I have two 3D Cartesian coordinate systems with different orientations, call them A and M. In 'A' I have 8 defined points with 3D coordinates. In 'M', I have 6 of the points in 'A' defined with 3D coordinates as oriented in 'M', 4 of which are on the same plane.

I need help trying to figure out the steps to get a transformation matrix such that I can get the unknown two points in 'M' using the known points in 'A'.

Thanks

Also, any good links for transformation matrices or help to solve a problem like this would be appreciated.

2. Re: Help with a Transformation Matrix between 2 cartesian coordinate systems

A linear transformation in 3D can be represented by a 3 by 3 matrix.
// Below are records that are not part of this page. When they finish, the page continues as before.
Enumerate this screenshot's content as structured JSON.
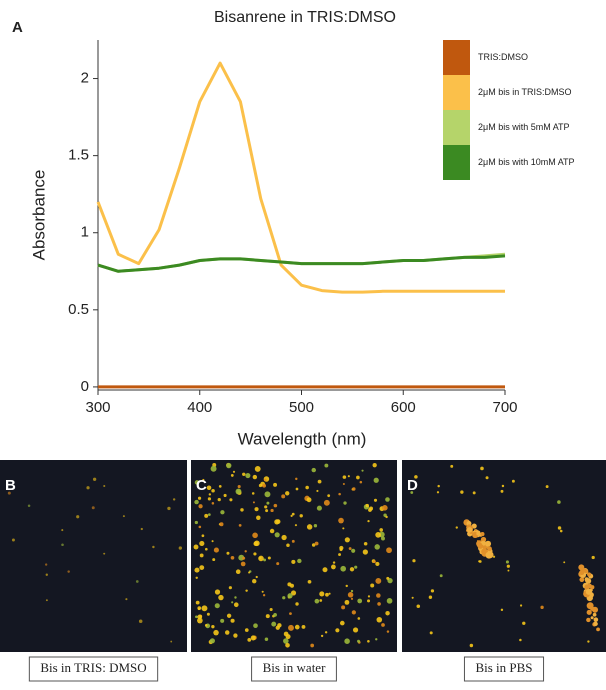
{
  "chart_data": {
    "type": "line",
    "panel_label": "A",
    "title": "Bisanrene in TRIS:DMSO",
    "x_label": "Wavelength (nm)",
    "y_label": "Absorbance",
    "x": [
      300,
      320,
      340,
      360,
      380,
      400,
      420,
      440,
      460,
      480,
      500,
      520,
      540,
      560,
      580,
      600,
      620,
      640,
      660,
      680,
      700
    ],
    "series": [
      {
        "name": "TRIS:DMSO",
        "color": "#c0580e",
        "values": [
          0,
          0,
          0,
          0,
          0,
          0,
          0,
          0,
          0,
          0,
          0,
          0,
          0,
          0,
          0,
          0,
          0,
          0,
          0,
          0,
          0
        ]
      },
      {
        "name": "2μM bis in TRIS:DMSO",
        "color": "#fbc04a",
        "values": [
          1.2,
          0.86,
          0.8,
          1.02,
          1.42,
          1.85,
          2.1,
          1.85,
          1.22,
          0.79,
          0.66,
          0.625,
          0.615,
          0.615,
          0.62,
          0.62,
          0.62,
          0.62,
          0.62,
          0.62,
          0.62
        ]
      },
      {
        "name": "2μM bis with 5mM ATP",
        "color": "#b5d46a",
        "values": [
          0.79,
          0.75,
          0.76,
          0.77,
          0.79,
          0.82,
          0.83,
          0.83,
          0.82,
          0.81,
          0.8,
          0.8,
          0.8,
          0.8,
          0.81,
          0.82,
          0.82,
          0.83,
          0.84,
          0.85,
          0.86
        ]
      },
      {
        "name": "2μM bis with 10mM ATP",
        "color": "#3b8a22",
        "values": [
          0.79,
          0.75,
          0.76,
          0.77,
          0.79,
          0.82,
          0.83,
          0.83,
          0.82,
          0.81,
          0.8,
          0.8,
          0.8,
          0.8,
          0.81,
          0.82,
          0.82,
          0.83,
          0.84,
          0.84,
          0.85
        ]
      }
    ],
    "xlim": [
      300,
      700
    ],
    "xticks": [
      300,
      400,
      500,
      600,
      700
    ],
    "ylim": [
      -0.02,
      2.25
    ],
    "yticks": [
      0,
      0.5,
      1,
      1.5,
      2
    ],
    "legend": "upper right",
    "grid": false
  },
  "panels": [
    {
      "label": "B",
      "caption": "Bis in TRIS: DMSO"
    },
    {
      "label": "C",
      "caption": "Bis in water"
    },
    {
      "label": "D",
      "caption": "Bis in PBS"
    }
  ]
}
If you know, for example, that the point (x, y, z) in one coordinate system is mapped into (p, q, r) in the other, you know that
$\begin{bmatrix}a & b & c \\ d & e & f\\ g & h & i\end{bmatrix}\begin{bmatrix}x \\ y \\ z\end{bmatrix}= \begin{bmatrix}ax+by+ cz \\ dx+ ey+ fz \\ gx+ hy+ iz\end{bmatrix}= \begin{bmatrix}p \\ q\\ r\end{bmatrix}$

so you have the three linear equations, ax+ by+ cz= p, dx+ ey+ fz= q, and gx+ hy+ iz= r. Two more points would give 6 more equations so you need only three points to get 9 linear equations in the 9 components, a, b, c, d, e, f, g, h, and i.

3. Re: Help with Transformation Matrices

Ok, great. Thanks for the help. I just want to get this straight:

So you're saying that "Known Point 1" from 'A' = (a,b,c); "Known Point 2" from 'A' = (d,e,f); and "Known Point 3" from 'A' = (g,h,i) where a, d and g are the x-components of the known coordinate points; b, e, and h are the known y- components etc... And the matrix represented by [X, Y, Z] are basically unit vectors? Or are those a placeholder for the "Unknown Point 4" from 'M' coordinate components? And is [P, Q, R] the "Known Point 4" from 'A' components from the other coordinate system?

Then using the product matrix of that multiplication (the middle matrix in the figure) I solve for x, y, and z using p,q and r? And then I would have found one of the two missing points in 'M' and completed more of the coordinate set?

Sorry, I know that's a lot of questions, but I really appreciate your help!